First, IGF-1 was not used as a biochemical marker of disease control because of the lack of test standardization and the shortage of tests in the last months of the study. Second, the number of patients was influenced by the availability of drugs and investigations especially in the era of emerging COVID and curfew, which affected the number, and finally, the subjective nature of the clinical data collection may affect our results, as some patients may find simple headaches or other symptomatology bothersome for them; however, using a Likert scale rather than a yes or no questionnaire may abolish this problem.

Conclusions

There was no correlation between different biochemical markers in the form of a five-point GH curve mean, peak and nadir; GH under OGTT suppression mean, peak, and nadir, and different patients’ complaints apart from backache where a significant association was found only in the GH suppression under OGTT parameters.

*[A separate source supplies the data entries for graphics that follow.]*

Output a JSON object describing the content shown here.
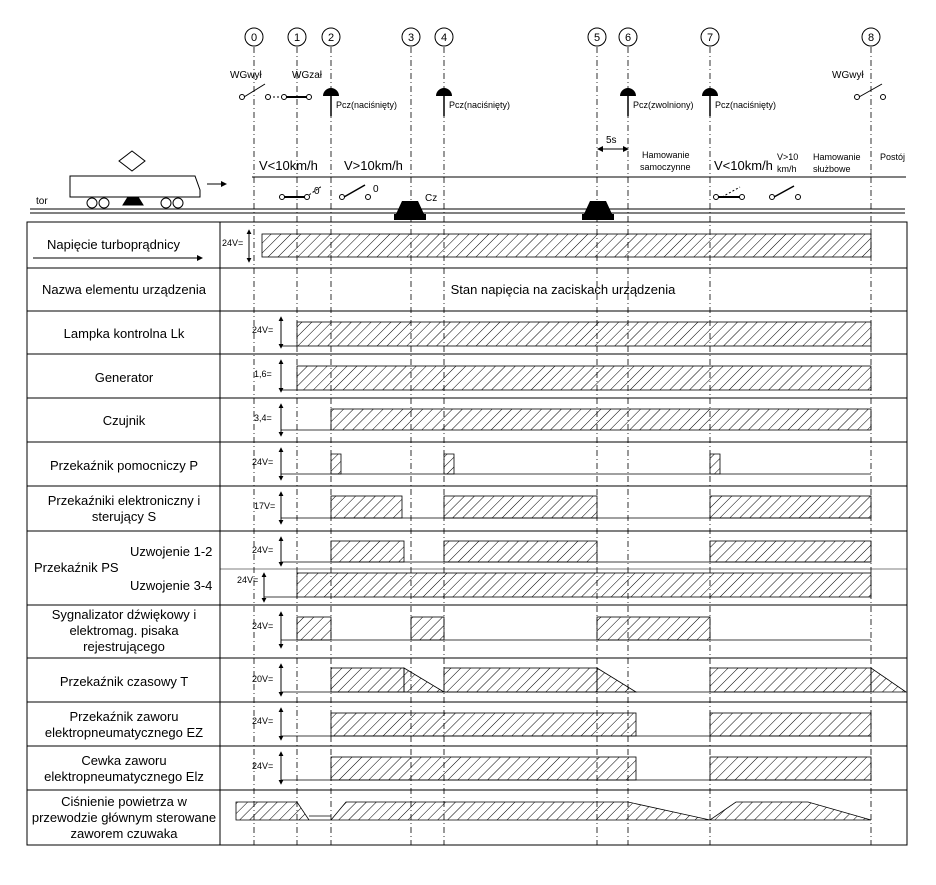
{
  "points": [
    "0",
    "1",
    "2",
    "3",
    "4",
    "5",
    "6",
    "7",
    "8"
  ],
  "top": {
    "wg_wyl": "WGwył",
    "wg_zal": "WGzał",
    "wg_wyl_end": "WGwył",
    "pcz_pressed": "Pcz(naciśnięty)",
    "pcz_released": "Pcz(zwolniony)",
    "five_s": "5s",
    "v_lt_10": "V<10km/h",
    "v_gt_10": "V>10km/h",
    "zero_a": "0",
    "zero_b": "0",
    "cz": "Cz",
    "tor": "tor",
    "ham_samo_1": "Hamowanie",
    "ham_samo_2": "samoczynne",
    "v_gt_10_b1": "V>10",
    "v_gt_10_b2": "km/h",
    "ham_sluz_1": "Hamowanie",
    "ham_sluz_2": "służbowe",
    "postoj": "Postój"
  },
  "rows": {
    "turbo": {
      "label": "Napięcie turboprądnicy",
      "voltage": "24V="
    },
    "header": {
      "label": "Nazwa elementu urządzenia",
      "state": "Stan napięcia na zaciskach urządzenia"
    },
    "lk": {
      "label": "Lampka kontrolna Lk",
      "voltage": "24V="
    },
    "gen": {
      "label": "Generator",
      "voltage": "1,6="
    },
    "czujnik": {
      "label": "Czujnik",
      "voltage": "3,4="
    },
    "p": {
      "label": "Przekaźnik pomocniczy P",
      "voltage": "24V="
    },
    "s": {
      "label_1": "Przekaźniki elektroniczny i",
      "label_2": "sterujący S",
      "voltage": "17V="
    },
    "ps": {
      "label": "Przekaźnik PS",
      "sub_1": "Uzwojenie 1-2",
      "sub_2": "Uzwojenie 3-4",
      "voltage_1": "24V=",
      "voltage_2": "24V="
    },
    "syg": {
      "label_1": "Sygnalizator dźwiękowy i",
      "label_2": "elektromag. pisaka",
      "label_3": "rejestrującego",
      "voltage": "24V="
    },
    "t": {
      "label": "Przekaźnik czasowy T",
      "voltage": "20V="
    },
    "ez": {
      "label_1": "Przekaźnik zaworu",
      "label_2": "elektropneumatycznego EZ",
      "voltage": "24V="
    },
    "elz": {
      "label_1": "Cewka zaworu",
      "label_2": "elektropneumatycznego Elz",
      "voltage": "24V="
    },
    "cisn": {
      "label_1": "Ciśnienie powietrza w",
      "label_2": "przewodzie głównym sterowane",
      "label_3": "zaworem czuwaka"
    }
  }
}
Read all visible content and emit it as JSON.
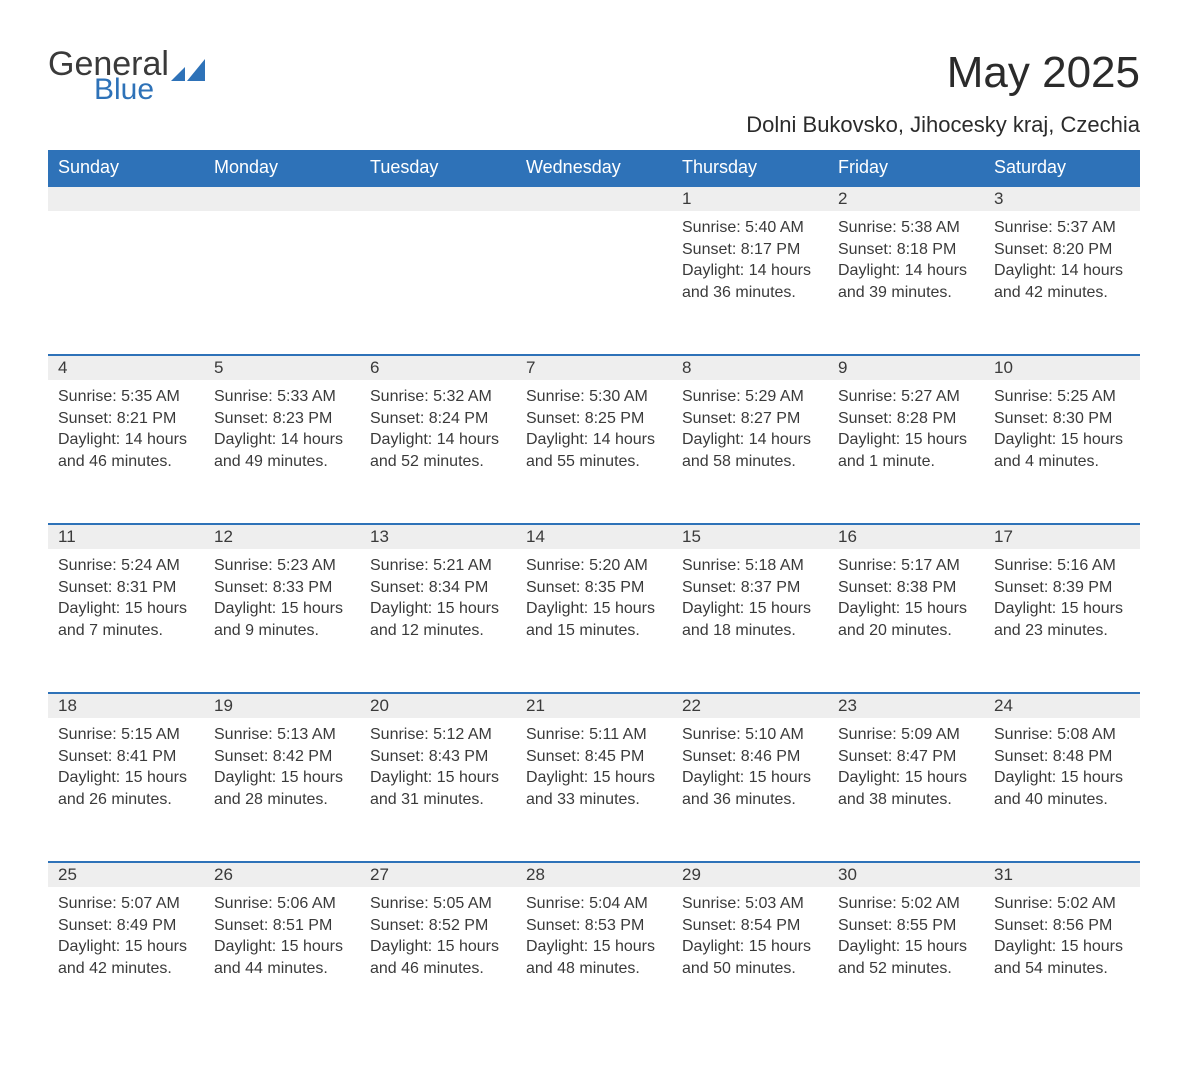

No significant differences were found in this study regarding the severity of clinical complaints between biochemically controlled and uncontrolled groups of patients when using different cut-off values (less than 1 ng/ml random 9 am GH, less than 2.5 ng/ml mean five-point GH curve, and 1 ng/ml nadir GH under OGTT suppression) as biochemical control markers. While different biochemical control targets were developed previously to decrease morbidity and mortality in patients with acromegaly, it appears in this study that the severity of the clinical symptoms does not correlate with biochemical control so that thorough evaluation and treatment of clinical complaints and HrQol beside biochemical control is an essential part of the management plan in patients with acromegaly.